I have now been watching the weather for 1 month.
It hasn’t stopped raining.
More walks in the Lake District
The Lake District really is a walkers paradise, and you will never find yourself short of trails to walk on. You will probably have more trouble narrowing it down.
You could check out the
Update: I made it back and have a couple more Ambleside walks for you.
Ambleside to Sweden Bridge circular walk – A short one at 3miles, but it takes you very uphill to an ancient bridge and you are also rewarded with stunning views.
Ambleside Waterfall walk – Even shorter, and a little bit touristy. You get to see some waterfalls. I wouldn’t go out of my way for this one, but its a good time filler if you are in the area.

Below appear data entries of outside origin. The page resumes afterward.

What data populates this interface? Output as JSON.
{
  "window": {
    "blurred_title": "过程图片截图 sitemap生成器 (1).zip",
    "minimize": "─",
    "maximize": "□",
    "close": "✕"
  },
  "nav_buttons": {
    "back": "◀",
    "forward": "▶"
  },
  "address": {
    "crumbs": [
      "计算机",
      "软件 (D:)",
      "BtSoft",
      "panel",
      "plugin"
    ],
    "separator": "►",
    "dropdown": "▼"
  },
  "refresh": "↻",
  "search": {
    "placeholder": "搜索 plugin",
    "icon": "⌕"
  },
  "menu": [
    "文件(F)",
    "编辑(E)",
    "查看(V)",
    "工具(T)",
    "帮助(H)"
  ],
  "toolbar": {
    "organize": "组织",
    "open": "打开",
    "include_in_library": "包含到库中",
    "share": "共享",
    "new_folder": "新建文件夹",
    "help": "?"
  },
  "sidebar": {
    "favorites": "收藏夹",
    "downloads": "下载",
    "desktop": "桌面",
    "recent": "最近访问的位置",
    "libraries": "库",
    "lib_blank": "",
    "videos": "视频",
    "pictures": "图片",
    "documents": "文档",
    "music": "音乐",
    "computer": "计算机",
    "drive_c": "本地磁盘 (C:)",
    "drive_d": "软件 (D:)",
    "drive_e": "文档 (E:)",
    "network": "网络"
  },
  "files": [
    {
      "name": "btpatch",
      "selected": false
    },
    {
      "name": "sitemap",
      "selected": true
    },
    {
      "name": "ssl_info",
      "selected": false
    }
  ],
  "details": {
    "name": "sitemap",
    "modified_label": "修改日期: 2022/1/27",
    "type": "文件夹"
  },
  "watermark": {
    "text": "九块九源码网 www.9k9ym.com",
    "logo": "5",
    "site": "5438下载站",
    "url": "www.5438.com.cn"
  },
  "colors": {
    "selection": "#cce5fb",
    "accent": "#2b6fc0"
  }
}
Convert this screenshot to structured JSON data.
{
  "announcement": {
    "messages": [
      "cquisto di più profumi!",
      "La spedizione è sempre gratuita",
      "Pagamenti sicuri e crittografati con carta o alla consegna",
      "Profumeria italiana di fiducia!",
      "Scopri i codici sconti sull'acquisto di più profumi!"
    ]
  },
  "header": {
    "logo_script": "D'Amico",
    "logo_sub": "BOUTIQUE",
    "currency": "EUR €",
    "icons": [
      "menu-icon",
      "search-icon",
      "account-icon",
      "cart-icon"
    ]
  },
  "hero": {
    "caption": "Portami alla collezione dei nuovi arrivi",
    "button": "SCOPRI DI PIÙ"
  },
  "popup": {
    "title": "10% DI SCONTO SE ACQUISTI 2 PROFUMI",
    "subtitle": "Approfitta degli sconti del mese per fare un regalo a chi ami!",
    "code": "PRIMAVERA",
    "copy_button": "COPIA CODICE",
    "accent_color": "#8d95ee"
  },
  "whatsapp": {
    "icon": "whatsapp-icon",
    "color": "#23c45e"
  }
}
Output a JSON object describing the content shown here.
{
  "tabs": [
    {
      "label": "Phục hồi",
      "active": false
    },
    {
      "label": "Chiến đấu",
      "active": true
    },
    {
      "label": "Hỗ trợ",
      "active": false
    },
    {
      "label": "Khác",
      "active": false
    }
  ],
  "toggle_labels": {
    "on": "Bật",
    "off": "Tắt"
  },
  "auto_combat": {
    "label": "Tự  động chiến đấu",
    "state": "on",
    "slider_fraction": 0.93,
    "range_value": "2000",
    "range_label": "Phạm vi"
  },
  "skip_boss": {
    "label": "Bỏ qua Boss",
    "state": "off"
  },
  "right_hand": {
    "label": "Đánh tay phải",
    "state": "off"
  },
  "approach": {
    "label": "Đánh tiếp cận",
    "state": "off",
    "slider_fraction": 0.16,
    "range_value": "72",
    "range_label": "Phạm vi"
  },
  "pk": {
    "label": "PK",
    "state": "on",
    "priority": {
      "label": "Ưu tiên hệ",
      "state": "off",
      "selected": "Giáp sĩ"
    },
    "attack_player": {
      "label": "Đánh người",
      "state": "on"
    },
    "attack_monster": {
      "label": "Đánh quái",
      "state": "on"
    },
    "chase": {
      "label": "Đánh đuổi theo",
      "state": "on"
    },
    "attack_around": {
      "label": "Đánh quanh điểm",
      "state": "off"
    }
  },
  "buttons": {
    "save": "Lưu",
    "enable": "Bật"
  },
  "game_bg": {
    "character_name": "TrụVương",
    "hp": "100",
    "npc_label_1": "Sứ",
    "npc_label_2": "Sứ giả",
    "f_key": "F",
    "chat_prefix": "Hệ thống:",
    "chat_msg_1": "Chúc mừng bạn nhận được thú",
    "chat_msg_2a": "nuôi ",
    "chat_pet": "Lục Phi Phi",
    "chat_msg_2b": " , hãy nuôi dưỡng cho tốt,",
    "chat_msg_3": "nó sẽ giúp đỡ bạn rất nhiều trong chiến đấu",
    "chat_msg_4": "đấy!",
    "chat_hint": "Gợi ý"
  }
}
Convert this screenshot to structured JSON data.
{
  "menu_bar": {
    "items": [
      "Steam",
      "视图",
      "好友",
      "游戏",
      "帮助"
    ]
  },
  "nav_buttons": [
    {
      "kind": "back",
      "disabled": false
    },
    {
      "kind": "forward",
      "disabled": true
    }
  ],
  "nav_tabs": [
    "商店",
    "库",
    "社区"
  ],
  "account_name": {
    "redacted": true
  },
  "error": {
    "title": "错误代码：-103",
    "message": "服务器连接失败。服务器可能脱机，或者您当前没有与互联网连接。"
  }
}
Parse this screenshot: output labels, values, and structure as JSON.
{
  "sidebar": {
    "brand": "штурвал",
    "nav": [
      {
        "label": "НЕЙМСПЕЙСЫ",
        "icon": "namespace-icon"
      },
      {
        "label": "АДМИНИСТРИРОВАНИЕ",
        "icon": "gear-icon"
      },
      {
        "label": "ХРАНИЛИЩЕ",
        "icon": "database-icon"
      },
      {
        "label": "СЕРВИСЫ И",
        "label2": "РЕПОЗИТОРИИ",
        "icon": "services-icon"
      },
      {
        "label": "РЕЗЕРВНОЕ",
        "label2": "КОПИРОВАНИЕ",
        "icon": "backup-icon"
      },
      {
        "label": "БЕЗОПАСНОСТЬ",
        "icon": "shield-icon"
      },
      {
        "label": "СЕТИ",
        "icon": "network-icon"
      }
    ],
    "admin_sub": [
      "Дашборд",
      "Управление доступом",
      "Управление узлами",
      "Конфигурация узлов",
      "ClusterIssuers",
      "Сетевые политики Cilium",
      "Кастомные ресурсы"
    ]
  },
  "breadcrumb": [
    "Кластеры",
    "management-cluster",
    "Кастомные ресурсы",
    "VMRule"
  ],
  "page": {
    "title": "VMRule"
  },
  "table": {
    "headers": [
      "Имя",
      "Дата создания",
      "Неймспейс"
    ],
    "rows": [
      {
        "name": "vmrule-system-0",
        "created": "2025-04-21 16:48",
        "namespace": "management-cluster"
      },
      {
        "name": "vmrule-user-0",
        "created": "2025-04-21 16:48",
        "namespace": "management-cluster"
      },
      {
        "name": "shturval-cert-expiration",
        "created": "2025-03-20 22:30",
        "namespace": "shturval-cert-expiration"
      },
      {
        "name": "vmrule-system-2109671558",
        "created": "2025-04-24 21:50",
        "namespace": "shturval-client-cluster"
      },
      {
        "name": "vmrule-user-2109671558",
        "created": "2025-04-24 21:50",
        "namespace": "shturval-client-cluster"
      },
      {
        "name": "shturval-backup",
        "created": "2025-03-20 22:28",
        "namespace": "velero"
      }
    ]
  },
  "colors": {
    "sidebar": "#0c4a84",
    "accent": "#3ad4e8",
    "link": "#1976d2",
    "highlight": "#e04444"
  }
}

More recent walks I have done are:
Walla Crag, which is a great walk if you dont have all day but want a little bit of hard work and great views. If you want a good challenge, then you could try out the Old Man of Coniston walk loop. The views on this one are some of my favourite.
If you want to see Rydal Cave without the massive slog, then you could try this Rydal Water circular walk. It’s much shorter and easier.
Alternatively, if you would like more walking ideas and tips, then this Lake District website has lots of info.
6 comments
Love this lots
thank you 🙂
Hello, what month did you do This walk ? Sorry for my english, I’m french and I don’t speak english. Your photograhies are very beautiful.
Hi Vega, ooh, it was a while ago, but I think it was autumn/winter time. An d thank you 🙂
Thank you, looks like an awesome walk and also one that would give you a very good nights sleep later on!